To evaluate multiple queries in a single call, pass a list of JSON-serialized inputs. Each element represents one retrieval evaluation:
Python
results = evaluator.evaluate(
    eval_templates="hit_rate",
    inputs={
        "hypothesis": [
            json.dumps(["Paris is the capital of France.", "France is in Europe.", "Napoleon was born in Corsica."]),
            json.dumps(["The sky is blue.", "Water is wet."]),
            json.dumps(["Completely unrelated.", "Nothing matches."]),
        ],
        "reference": [
            json.dumps(["Paris is the capital of France.", "The Eiffel Tower was built in 1889."]),
            json.dumps(["The sky is blue.", "Water is wet."]),
            json.dumps(["The Louvre is in Paris."]),
        ],
    },
)

for i, r in enumerate(results.eval_results):
    print(f"Query {i+1}: {r.output}")
# Query 1: 1.0   (match found)
# Query 2: 1.0   (match found)
# Query 3: 0.0   (no match)

How it works

Hit Rate is the simplest retrieval metric: did the retriever find at least one relevant chunk? Formula:
Hit Rate = 1.0  if any retrieved chunk matches a ground-truth chunk
         = 0.0  otherwise
Matching is based on exact string equality. Hit Rate is useful as a baseline sanity check. If hit rate is 0.0, the retriever completely failed to find any relevant context, and all downstream metrics (Recall, Precision, NDCG) will also be 0.

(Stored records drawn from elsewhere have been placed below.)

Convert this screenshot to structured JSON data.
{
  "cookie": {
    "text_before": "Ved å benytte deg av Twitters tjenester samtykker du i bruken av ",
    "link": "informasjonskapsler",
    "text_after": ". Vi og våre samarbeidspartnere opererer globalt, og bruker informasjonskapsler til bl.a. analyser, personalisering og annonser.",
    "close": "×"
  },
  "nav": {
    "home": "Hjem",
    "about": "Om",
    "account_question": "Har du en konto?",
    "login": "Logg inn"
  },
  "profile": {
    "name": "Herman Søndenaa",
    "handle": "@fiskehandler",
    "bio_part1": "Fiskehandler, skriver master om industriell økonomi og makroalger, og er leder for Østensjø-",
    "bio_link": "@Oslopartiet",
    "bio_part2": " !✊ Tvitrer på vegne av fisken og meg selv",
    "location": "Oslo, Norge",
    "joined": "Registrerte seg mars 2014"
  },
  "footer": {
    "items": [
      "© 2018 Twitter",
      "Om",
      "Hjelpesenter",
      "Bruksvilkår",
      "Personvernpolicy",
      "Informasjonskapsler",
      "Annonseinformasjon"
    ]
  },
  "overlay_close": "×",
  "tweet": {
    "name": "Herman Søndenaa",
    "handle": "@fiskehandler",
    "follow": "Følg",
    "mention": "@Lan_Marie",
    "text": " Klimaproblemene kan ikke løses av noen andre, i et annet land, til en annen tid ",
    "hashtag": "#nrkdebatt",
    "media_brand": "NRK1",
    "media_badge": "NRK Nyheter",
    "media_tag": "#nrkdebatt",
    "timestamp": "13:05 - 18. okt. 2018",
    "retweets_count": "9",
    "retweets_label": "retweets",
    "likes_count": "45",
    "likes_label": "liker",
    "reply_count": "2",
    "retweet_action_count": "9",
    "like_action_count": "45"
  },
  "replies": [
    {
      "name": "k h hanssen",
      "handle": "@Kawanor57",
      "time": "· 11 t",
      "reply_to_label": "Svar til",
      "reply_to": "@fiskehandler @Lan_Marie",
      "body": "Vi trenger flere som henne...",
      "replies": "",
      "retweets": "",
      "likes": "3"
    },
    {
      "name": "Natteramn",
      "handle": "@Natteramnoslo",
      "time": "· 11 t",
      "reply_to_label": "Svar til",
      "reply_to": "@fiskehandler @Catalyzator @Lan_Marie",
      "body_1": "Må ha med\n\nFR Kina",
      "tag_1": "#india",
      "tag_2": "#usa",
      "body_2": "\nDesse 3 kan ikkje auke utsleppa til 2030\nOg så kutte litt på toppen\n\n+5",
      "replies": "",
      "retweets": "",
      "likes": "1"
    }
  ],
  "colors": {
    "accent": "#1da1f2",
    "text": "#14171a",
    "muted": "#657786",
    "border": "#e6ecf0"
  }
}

What to do when Hit Rate is Low

If hit rate is low, the retriever is completely failing to find relevant content for some queries:
  • Check if the failing queries use different vocabulary or phrasing than what appears in the indexed documents
  • Verify that the relevant documents are actually indexed and not filtered out during preprocessing
  • For domain-specific queries, consider fine-tuning the embedding model or adding synonyms to the index
  • Ensure document chunking doesn’t split relevant information into fragments too small to match
  • Try hybrid retrieval (dense + sparse) to catch queries where one method fails

Differentiating Hit Rate with Similar Evals

  • Recall@K: Hit Rate only checks if any relevant chunk was found, while Recall@K measures the fraction of all relevant chunks that were retrieved.
  • MRR: Hit Rate is binary (hit or miss), while MRR additionally measures how high the first relevant chunk ranks.
  • Precision@K: Hit Rate checks for the existence of any relevant result, while Precision@K measures what fraction of all retrieved results are relevant.